As a keen amateur runner that somehow found themselves with a qualifying time to stand on the start line of the Great North Run with the Elite women, I’ve been reflecting on how data has influenced my journey as a runner and contributed to my improvement. Data abundance impacts many aspects of our lives from education and healthcare to navigation and recommendations of music on our streaming services. However, it’s through running that I have noticed data being the biggest vehicle for change in my own life.

In the 1960s it would be unbelievable for women to even compete in a race like the Great North Run, let alone come to the start line equipped with months of data-informed training. Whilst this has had an impact on all runners, it is the amateur runner that has seen the greatest improvement in informed training.

Ron Hill (MBE) is recognised as one of the most influential runners to use a data-driven approach to running. The world-class marathon runner and commonwealth games athlete is famous for his meticulously kept training log over the years. Every day writing a detailed description of the training completed and feel, allowing him to go back and repeat training programmes that led to his best marathon times. This method has been adopted by professionals and coaches worldwide for decades, and has since moved away from written logs. But it is only with the rise of data available at an amateur level, and applications such as Strava that have allowed amateurs to have data driven training.

There are five main ways I believe that a data-driven approach is responsible for my own improvement in the sport, by providing: planning, discipline, trends, comparatives views, and custom analysis.

1. Planning

Whilst I am lucky enough to have a great coaching group at North Shields Poly, that sets out two of my sessions a week , the majority of training is self-organised. Through looking at training intensity in the run up to previous injuries I know my sweet-spot of avoiding them is a maximum of 45 miles a week. Collection of information on my weekly mileage allows for planning of routes that will fit within this injury-free region. Extensive mapping data, and heatmaps on Suunto also allows me to plot routes on new trails that have been tried and tested by other runners. A relief for someone like me who isn’t great with paper maps!

2. Discipline

Whilst speed sessions are essential to increasing running fitness, as big data analysis has proven running slow is the key to running fast. Perhaps the hardest discipline of all is to really take those easy runs EASY. The real-time data feedback of pace and heart rate acts as a reminder not to get carried away when an old banger from Paramore comes on your playlist and your feet want to get carried away (for example).

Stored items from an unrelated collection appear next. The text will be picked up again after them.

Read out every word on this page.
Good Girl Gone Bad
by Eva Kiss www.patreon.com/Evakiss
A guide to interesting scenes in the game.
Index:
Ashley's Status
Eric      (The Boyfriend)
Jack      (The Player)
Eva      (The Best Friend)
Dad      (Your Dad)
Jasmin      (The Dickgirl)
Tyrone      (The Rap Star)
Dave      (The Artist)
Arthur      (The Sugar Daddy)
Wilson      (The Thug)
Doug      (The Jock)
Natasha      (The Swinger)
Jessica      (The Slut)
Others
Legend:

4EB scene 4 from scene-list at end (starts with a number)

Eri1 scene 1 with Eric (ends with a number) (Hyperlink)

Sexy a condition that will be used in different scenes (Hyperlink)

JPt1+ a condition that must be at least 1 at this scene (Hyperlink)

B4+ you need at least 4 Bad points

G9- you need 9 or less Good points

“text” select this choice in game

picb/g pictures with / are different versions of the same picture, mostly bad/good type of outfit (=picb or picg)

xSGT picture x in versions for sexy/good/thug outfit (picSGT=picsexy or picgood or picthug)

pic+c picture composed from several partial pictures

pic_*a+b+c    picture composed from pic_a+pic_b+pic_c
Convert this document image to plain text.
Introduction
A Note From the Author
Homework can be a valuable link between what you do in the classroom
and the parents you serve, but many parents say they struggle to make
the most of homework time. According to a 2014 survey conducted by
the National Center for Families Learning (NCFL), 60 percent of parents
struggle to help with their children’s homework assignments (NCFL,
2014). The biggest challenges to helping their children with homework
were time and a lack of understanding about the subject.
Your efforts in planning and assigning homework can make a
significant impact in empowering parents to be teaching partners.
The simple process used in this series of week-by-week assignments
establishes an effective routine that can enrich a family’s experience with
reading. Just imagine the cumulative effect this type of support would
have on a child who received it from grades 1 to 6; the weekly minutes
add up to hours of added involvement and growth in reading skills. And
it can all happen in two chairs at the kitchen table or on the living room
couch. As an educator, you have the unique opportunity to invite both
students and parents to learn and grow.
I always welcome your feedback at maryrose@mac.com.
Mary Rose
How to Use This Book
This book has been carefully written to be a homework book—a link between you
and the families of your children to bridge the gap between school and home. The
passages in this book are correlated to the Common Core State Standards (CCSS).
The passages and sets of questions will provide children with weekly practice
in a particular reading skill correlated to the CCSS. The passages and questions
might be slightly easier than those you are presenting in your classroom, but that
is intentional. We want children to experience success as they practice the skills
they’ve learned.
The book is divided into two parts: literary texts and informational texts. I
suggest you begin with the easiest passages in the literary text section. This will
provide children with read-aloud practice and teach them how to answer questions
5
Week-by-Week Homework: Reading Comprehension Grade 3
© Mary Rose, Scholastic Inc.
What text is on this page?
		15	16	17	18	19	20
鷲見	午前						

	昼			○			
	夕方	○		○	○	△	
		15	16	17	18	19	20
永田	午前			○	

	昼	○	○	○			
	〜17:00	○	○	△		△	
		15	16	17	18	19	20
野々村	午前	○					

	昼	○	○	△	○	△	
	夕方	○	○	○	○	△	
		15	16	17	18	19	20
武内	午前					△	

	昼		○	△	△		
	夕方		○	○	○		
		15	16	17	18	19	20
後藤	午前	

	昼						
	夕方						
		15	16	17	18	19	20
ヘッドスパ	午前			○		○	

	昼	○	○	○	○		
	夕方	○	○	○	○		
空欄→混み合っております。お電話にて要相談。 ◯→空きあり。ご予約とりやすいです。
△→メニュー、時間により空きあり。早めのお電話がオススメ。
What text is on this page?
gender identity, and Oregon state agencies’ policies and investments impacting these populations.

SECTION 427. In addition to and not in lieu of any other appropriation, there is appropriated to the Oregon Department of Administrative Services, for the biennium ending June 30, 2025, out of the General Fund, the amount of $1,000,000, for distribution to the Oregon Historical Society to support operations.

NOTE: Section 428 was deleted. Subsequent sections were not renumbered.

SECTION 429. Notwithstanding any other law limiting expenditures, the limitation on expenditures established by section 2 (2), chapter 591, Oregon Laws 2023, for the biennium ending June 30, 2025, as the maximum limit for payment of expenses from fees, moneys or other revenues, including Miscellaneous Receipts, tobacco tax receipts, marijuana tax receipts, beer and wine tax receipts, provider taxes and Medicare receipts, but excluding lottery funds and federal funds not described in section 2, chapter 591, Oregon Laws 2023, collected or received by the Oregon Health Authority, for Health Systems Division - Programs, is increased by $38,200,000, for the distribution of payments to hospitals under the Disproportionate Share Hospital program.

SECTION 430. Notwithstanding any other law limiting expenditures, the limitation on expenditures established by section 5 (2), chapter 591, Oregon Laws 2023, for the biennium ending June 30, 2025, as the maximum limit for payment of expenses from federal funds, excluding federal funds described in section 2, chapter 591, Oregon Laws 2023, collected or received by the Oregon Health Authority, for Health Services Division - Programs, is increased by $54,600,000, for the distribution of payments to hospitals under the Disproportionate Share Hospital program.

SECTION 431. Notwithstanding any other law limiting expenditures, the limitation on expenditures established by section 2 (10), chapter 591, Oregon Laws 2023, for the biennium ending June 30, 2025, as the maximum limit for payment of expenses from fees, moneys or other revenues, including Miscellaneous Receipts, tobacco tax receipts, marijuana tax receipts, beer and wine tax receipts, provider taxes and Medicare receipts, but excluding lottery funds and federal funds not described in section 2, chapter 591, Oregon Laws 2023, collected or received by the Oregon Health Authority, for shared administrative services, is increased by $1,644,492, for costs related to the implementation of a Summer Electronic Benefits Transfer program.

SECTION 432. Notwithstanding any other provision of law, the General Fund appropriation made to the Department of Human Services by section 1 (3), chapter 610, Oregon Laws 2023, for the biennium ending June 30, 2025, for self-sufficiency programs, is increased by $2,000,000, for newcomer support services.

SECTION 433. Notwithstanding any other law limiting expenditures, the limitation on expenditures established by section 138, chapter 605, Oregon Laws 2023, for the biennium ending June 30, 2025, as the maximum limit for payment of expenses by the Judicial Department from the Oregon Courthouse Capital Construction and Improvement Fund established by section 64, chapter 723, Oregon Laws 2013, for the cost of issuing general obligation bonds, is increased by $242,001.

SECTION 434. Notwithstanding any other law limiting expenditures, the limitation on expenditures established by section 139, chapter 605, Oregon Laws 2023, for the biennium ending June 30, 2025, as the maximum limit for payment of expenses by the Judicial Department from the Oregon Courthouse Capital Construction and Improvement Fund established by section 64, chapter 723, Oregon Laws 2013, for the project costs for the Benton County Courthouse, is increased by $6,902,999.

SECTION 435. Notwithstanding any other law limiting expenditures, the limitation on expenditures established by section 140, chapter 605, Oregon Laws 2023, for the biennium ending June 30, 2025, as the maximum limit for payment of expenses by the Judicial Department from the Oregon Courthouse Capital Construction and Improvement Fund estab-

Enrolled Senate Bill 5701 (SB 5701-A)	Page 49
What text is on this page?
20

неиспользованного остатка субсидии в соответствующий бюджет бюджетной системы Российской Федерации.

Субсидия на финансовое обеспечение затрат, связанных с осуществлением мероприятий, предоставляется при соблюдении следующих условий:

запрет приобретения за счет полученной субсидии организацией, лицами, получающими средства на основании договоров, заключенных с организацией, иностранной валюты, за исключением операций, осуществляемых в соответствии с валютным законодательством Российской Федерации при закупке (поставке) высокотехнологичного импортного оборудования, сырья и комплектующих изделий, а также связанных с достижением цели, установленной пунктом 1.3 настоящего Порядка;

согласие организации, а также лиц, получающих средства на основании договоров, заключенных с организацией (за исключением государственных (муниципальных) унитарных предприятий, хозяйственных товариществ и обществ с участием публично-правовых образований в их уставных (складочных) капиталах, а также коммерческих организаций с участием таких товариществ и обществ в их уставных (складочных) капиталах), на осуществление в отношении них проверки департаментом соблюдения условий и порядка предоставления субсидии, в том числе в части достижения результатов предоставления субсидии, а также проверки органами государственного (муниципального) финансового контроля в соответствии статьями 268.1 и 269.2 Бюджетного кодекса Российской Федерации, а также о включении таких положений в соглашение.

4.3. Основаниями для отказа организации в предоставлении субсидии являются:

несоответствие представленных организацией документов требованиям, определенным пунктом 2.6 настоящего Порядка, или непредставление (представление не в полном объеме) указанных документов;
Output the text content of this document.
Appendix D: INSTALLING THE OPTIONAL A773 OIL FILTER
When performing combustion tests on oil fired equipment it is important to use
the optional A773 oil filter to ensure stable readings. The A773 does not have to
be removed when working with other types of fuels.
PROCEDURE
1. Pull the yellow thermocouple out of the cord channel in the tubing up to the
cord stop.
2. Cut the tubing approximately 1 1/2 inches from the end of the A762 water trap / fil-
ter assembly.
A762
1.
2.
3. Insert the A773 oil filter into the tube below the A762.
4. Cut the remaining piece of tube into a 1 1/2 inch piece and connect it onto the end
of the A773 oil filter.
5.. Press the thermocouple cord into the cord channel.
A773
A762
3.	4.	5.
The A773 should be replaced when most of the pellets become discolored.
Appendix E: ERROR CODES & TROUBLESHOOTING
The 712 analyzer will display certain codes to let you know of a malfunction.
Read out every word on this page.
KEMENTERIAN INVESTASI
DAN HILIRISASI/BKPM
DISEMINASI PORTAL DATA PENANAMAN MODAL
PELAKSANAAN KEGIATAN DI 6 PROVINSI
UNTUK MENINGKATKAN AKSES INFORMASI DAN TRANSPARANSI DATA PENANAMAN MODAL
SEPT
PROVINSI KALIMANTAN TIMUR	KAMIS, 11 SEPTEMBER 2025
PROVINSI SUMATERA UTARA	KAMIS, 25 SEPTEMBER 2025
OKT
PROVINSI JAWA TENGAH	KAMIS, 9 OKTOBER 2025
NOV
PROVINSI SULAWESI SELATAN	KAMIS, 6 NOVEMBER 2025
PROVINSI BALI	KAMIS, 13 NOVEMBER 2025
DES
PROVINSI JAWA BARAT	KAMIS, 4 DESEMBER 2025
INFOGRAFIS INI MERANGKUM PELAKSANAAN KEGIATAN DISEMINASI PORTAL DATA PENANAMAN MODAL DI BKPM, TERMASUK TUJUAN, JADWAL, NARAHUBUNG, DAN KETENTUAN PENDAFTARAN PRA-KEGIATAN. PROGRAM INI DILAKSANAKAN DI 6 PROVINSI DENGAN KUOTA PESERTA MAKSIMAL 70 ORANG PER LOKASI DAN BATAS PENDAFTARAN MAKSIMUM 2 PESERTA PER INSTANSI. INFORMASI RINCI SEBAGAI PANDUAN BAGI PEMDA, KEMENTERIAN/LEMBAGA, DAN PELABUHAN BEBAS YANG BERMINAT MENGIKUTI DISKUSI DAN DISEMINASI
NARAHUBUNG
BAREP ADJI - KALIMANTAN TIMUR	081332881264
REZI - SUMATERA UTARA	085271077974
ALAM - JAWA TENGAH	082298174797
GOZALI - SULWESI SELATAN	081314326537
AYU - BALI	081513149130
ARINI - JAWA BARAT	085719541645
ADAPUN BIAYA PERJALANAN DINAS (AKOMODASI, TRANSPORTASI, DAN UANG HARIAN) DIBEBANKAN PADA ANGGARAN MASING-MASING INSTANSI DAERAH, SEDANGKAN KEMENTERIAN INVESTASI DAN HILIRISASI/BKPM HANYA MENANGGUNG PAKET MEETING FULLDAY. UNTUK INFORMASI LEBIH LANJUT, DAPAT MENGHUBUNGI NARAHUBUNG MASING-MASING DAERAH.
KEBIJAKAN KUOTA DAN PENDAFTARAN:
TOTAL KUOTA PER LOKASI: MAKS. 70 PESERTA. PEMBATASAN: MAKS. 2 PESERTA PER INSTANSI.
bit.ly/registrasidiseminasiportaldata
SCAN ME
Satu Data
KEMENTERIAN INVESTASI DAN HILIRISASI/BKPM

Now what’s the point in data collection if you don’t know whether you’re improving? Nothing! Without constant data collection, the way to know you are getting fitter would be to run timed races and see if there’s improvement. However, waiting for a race of the same length and similar conditions to compare against can be tricky. If you are a sucker like me and have paid into Strava’s premium account, you can access a measure of fitness over time. Now although not wholly accurate, it is calculated using your relative effort over time and provides an indication of whether you need to up that training!

I’ve found this useful to give myself a kick when I know I need to increase my training, and set my expectations for a race outcome. If my fitness has gone down over the last few months then I shouldn’t be expecting a personal best.

fitness graph.PNG

4.Scoping the competition

Perhaps one of the data collections I am most grateful for is websites that collect your race times and use them to build up a representation of where you stand comparatively to most runners in the country. Such platforms, like Power of 10 and Run Britain not only provide some fun stats but are the platforms that allow people like myself to prove qualifying times to get into Elite sections of races such as the GNR.

5.Custom analysis

As perhaps the most popular run-tracking application, Strava has an Open API where the code-savvy among us can use the data to create custom analysis. Go on - have some fun - just make sure you avoid a shout-out on Strava Wankers.

Data has been essential to my progression as a runner, however it is certainly no replacement for how you feel on race day. Even the most data-driven runners have ‘off days’, or get hit by matters out of control such as weather or illness. In my case in the GNR it was getting hungry at about mile ten, maybe I’ll go even more data-driven and sign myself up for Super Sapiens in the future!

Now you may not have the slightest interest in running (I mean lycra isn’t for everyone) but I hope this might inspire you to think about how data could positively impact your life whether it be through health apps, nutrition tracking, helping reduce energy costs or feeling safer on the walk home. Data is at our fingertips - why not reach out and grab it!